When a group of fifty plus teenagers sit around, drunk and stoned, inevitably one of the jocks whips out a football and three or more guys fan out and start tossing it around. One guy goes long. Too long. The ball ends up on Mosley St, where it’s like ‘60’s California: guys showing off their tricked out anachronistic rides. In Wasaga you don‘t simply go for a ride to get from point A to point B, the raison d‘etre for the ride in the first place is to go cruising by the strip and along Mosley where the resorts are. To show off the whip and gawk at the girls. ‘Tis a pity I don’t care much for steel horses. Doesn’t matter if there’s a good engine under that hood or if it runs on unicorn tears—all I know is I would look good in a new model, two door, black BMW. Men visiting Wasaga will sidle up to me and get all technical about an engine or valve like we grew up on the same block and had discussed the finer points of automotive maintenance many times. “The viscosity rate on the V5 block is atrocious,” he says.
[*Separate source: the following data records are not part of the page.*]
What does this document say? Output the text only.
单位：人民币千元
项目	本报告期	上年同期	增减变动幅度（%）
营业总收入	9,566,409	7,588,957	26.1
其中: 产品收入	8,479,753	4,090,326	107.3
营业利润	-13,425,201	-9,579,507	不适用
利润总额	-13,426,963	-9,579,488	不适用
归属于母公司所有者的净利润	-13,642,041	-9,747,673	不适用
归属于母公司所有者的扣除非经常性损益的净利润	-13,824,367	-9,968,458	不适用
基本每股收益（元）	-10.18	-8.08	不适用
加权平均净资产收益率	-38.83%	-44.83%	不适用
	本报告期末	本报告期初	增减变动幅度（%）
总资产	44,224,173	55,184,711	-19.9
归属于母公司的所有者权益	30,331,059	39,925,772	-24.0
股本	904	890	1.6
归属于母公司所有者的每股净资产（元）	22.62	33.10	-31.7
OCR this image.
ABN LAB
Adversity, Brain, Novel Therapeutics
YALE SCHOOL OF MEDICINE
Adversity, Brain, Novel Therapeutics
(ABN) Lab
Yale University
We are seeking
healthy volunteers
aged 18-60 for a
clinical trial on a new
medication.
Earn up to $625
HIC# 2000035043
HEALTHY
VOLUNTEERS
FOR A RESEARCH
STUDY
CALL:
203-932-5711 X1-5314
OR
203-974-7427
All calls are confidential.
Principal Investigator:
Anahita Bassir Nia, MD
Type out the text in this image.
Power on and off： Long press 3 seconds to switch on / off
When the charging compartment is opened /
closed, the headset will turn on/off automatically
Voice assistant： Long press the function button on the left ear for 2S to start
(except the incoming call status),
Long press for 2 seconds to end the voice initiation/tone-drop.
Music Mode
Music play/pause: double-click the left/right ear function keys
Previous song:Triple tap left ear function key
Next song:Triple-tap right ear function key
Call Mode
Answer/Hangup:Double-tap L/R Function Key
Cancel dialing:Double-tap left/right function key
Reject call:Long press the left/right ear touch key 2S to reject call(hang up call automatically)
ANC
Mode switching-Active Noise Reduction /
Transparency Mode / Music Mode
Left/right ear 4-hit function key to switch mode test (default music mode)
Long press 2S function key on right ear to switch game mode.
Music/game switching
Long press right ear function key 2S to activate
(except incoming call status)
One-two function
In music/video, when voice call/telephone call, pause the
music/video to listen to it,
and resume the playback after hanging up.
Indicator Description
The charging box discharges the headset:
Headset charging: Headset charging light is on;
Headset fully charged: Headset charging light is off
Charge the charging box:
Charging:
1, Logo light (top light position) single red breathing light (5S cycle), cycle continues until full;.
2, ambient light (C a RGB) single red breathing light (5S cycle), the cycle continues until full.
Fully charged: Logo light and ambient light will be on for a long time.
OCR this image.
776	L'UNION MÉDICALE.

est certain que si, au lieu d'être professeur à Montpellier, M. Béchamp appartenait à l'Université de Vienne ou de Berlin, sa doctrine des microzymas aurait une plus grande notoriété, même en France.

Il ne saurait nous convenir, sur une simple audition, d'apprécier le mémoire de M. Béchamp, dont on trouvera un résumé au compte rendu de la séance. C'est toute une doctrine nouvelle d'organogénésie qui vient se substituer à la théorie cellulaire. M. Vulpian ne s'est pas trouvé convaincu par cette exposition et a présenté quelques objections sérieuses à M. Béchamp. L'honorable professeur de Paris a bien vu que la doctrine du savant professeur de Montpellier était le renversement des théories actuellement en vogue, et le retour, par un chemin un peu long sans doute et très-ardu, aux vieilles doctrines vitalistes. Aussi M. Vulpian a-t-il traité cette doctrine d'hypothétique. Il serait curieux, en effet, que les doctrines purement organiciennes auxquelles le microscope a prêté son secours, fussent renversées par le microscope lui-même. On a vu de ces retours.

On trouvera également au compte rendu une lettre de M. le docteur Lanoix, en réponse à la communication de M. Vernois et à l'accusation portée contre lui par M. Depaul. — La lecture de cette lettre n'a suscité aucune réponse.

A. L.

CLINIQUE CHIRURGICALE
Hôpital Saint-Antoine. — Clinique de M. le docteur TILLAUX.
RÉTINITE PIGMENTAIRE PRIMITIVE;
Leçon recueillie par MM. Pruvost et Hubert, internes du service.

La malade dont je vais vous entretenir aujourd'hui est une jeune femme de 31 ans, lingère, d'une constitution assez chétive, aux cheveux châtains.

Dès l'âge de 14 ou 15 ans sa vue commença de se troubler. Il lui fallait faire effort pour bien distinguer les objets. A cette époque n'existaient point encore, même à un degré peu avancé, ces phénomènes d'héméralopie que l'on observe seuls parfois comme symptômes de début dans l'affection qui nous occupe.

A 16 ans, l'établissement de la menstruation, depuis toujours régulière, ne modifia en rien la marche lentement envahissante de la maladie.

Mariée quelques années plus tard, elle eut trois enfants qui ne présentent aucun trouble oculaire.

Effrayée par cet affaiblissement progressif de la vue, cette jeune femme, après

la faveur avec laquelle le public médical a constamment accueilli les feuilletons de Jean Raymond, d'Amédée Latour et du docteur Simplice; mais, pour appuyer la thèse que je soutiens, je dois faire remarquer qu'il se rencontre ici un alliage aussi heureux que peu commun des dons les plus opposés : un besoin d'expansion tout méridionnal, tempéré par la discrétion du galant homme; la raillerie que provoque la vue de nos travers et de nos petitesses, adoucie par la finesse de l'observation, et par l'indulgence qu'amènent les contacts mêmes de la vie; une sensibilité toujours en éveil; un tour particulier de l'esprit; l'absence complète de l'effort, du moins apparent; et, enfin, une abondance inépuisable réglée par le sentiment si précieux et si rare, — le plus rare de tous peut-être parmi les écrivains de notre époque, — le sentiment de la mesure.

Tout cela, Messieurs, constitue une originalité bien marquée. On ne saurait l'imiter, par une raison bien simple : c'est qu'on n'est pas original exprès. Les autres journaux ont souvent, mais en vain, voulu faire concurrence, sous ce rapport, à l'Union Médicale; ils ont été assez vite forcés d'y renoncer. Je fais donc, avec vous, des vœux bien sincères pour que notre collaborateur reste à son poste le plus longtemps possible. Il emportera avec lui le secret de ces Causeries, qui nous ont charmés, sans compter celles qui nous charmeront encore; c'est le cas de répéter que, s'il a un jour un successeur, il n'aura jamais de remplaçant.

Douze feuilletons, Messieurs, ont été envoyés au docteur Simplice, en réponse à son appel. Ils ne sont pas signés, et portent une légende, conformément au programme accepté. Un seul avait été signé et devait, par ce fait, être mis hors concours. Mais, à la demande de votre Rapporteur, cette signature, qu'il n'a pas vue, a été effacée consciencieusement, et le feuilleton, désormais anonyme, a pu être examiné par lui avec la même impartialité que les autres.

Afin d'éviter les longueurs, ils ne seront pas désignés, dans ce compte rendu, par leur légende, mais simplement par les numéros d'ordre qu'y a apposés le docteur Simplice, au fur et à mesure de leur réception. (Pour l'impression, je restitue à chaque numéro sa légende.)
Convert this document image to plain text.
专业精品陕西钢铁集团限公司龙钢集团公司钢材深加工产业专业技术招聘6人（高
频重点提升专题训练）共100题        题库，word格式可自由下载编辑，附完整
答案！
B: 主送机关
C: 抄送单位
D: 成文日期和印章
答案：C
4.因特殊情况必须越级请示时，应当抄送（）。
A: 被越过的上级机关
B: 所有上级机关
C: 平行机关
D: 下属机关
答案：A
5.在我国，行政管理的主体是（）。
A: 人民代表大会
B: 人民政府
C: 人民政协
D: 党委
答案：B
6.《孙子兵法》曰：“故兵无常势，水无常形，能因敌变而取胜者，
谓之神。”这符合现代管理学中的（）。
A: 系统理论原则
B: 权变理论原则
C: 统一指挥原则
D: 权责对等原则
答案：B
            “Oh yeah, totally,” I say knowingly.
            If only I could talk Wimbledon with some of these nitwits! Don’t they know that it’s the men’s semis tomorrow!? Don’t they know Jerzy Janowicz is playing Andy Murray and that a Brit hasn’t won Wimbledon in like three hundred and fifty eight years and Jerzy is a great young Pole who has never made it this far in a major tournament? Jerzy is an emotional wreck, getting progressively more pissy-eyed after each win, but it’s true sports glory, the greatest kind of reality TV, and if that doesn’t hit you right here, than you, sir, have no soul.
But no. They want to talk about rims, upholstery, and matte black paint jobs.